Entergalactic, Netflix’s animated Emmy hopeful created by singer/rapper Scott “Kid Cudi” Mescudi and Kenya Barris, marks another “Spider-Verse”-influenced breakthrough that stretches the bounds of illustrative 2D to 3D stylization. The aesthetic presents New York City as moving concept art for a modern love story about two artists, Jabari (voiced by Mescudi) and Meadow (voiced by Jessica Williams), presented as a series in five chapters.
Production designer Robh Ruppel (who provided visual development for “Into the Spider-Verse”) did the illustrative world-building in collaboration with director Fletcher Moules and London-based animation studio DNEG, which rewrote its pipeline to translate the concept art into a handmade look. This spanned animation, shading, lighting, compositing, and rendering. (DNEG leveraged many of these new tools and techniques while simultaneously working on Netflix’s animated feature, Nimona.)
“The free-flowing style fit the idea about an artist in New York,” Ruppel told IndieWire. “So we wanted to portray the world in an artistic fashion that helps illustrate the story.” Creating the concept art conveys the aesthetic through composition, color, and light, but the hand of the artist often gets lost in the translation to animation.

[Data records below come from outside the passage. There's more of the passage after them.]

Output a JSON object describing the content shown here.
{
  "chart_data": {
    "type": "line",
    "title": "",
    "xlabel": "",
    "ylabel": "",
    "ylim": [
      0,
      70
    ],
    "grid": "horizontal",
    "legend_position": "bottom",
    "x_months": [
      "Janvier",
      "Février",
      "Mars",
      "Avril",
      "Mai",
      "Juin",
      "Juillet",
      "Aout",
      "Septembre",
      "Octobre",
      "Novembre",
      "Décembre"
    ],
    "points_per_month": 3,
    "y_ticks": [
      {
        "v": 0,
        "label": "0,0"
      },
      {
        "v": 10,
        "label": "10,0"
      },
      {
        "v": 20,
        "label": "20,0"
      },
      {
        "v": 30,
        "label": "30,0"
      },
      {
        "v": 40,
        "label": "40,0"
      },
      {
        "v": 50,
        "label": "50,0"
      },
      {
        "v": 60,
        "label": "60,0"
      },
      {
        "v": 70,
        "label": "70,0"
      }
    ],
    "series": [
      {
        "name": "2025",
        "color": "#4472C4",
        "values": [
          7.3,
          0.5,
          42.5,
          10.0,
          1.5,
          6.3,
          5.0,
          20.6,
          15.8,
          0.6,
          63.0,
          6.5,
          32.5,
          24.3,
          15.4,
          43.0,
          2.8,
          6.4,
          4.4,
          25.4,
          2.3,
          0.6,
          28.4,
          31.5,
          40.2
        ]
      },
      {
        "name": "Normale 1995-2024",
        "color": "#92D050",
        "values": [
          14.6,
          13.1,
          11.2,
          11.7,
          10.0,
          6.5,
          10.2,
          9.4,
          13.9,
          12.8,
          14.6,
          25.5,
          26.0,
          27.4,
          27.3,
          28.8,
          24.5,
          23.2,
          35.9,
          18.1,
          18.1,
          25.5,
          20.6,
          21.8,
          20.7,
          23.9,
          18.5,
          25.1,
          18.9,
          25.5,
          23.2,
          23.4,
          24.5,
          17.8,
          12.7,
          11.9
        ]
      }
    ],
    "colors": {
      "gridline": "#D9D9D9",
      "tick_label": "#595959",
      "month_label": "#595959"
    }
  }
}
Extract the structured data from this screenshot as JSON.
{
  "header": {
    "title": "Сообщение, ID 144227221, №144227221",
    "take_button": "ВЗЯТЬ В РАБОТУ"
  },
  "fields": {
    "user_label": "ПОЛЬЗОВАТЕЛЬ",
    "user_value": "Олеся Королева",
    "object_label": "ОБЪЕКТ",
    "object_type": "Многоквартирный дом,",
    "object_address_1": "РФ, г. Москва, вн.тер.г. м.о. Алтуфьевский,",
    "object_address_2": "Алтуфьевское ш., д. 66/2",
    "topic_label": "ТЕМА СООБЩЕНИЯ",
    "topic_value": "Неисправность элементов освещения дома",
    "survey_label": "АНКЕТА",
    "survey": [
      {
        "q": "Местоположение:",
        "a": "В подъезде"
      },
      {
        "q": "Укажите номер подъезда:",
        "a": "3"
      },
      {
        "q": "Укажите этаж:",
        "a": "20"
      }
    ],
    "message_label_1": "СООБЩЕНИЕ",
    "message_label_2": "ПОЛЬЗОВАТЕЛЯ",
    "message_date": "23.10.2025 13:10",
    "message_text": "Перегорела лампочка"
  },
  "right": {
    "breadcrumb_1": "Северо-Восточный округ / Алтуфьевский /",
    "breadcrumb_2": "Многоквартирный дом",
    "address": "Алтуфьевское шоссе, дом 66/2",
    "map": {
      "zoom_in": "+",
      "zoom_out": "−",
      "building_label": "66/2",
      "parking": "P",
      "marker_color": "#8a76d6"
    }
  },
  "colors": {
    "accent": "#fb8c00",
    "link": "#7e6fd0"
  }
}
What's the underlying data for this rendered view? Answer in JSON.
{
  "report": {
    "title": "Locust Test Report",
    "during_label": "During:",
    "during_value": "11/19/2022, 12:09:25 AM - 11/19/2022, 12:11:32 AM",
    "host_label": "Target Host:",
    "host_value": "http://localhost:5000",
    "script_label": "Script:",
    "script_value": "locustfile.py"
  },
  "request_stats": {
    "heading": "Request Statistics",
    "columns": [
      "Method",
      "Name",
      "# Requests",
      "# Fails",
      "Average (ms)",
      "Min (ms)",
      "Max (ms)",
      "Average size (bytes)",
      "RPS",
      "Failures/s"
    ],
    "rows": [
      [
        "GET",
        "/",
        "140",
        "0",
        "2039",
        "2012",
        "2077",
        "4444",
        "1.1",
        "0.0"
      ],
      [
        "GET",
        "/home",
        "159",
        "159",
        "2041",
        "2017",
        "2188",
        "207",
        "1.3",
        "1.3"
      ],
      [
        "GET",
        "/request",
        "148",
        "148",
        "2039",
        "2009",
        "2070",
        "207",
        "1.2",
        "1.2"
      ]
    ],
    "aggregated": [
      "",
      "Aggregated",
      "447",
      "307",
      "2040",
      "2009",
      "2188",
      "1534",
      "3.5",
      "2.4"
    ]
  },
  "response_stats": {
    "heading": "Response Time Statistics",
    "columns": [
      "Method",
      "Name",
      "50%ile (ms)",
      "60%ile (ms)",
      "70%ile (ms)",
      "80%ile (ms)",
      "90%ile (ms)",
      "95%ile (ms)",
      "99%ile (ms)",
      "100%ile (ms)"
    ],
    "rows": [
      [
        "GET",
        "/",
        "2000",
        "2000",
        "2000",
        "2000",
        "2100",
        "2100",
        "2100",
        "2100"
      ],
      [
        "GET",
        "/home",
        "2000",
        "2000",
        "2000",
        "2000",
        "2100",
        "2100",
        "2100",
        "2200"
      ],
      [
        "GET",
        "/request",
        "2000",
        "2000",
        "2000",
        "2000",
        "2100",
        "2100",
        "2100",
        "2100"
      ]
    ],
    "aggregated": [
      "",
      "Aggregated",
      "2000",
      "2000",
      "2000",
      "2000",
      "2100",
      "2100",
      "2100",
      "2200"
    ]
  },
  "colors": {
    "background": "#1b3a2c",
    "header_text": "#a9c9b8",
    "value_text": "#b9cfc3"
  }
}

“Our goal was to keep where we started from and to kind of throw away what CG had perfected for the past 20 years,” added Ruppel. “We got rid of the bump map and surface detail; we got rid of subsurface scattering and occlusion and what CG has done so well. What we needed was really good color maps that have brushwork and where the form is painted into the color map itself.”
At the same time, they needed to create lighting to complement the nice painted textures so you can see all of the surfaces. How did they accomplish that? With fake reflection using the geometry to make it look like a painting. “Everything was represented with a brush stroke and we had very hard shadows and everything was a graphic mark rather than a line,” he said. “It was a graphic style that was simplified but accurate, a truthful version of reality.”
Background buildings, while having the correct perspective, serve as more of a graphic representation of a very detailed New York City landscape than a photoreal recreation. “It’s just appropriately sized colored squares for windows,” said Ruppel. “But it’s the values and the tones that make it look believable, that carry the illusion.”
Meanwhile, color played a large role in telling Jabari’s story to emphasize happiness, sadness, or regret. “We had four looks,” Ruppel continued. “We had the basic New York look, then we had the Mr. Rager look [of his comic character], which is black-and-white and red, and then we had two flashbacks: One that was in the anime style, and one that was a very funky style.”
As far as interior design, there were Jabari’s and Meadows’ adjoining apartments, which reflect their personalities. “They’re kind of mirrors to each other, so it’s a similar layout,” Ruppel said. “The idea is that it’s an aspirational loft and we wanted to put it in the reach of people’s imaginations. Jabari is barely moved in. He’s got a couple pieces of his artwork, his bicycle, lots of boxes.
“And then Meadows is the exact opposite. She’s been there a lot longer. There are the books and the records and the carpets and the plants and all the hanging light fixtures. It definitely represents her workspace.”
Then there were the surreal fantasy sequences with Jabari and Meadows in space, which were the hardest part to execute in layout. “When you’re traveling through the infinity of space, there’s no depth cues,” said Ruppel. “How do we feel like we’re moving?
“And so we would do some 2D pieces of artwork and we’d pan over here, z move there,” he continued. “But then we had to figure out ways to enhance that with dust motes even though they’re not dust motes going by the trail coming off the bike. That gave a good sort of z-depth cue, a little bit of subtle parallax with the galaxies when they would go away from it, pulling back on the stars, having stars go past. The trick was getting the timing to work in layout so that you felt like you were moving.”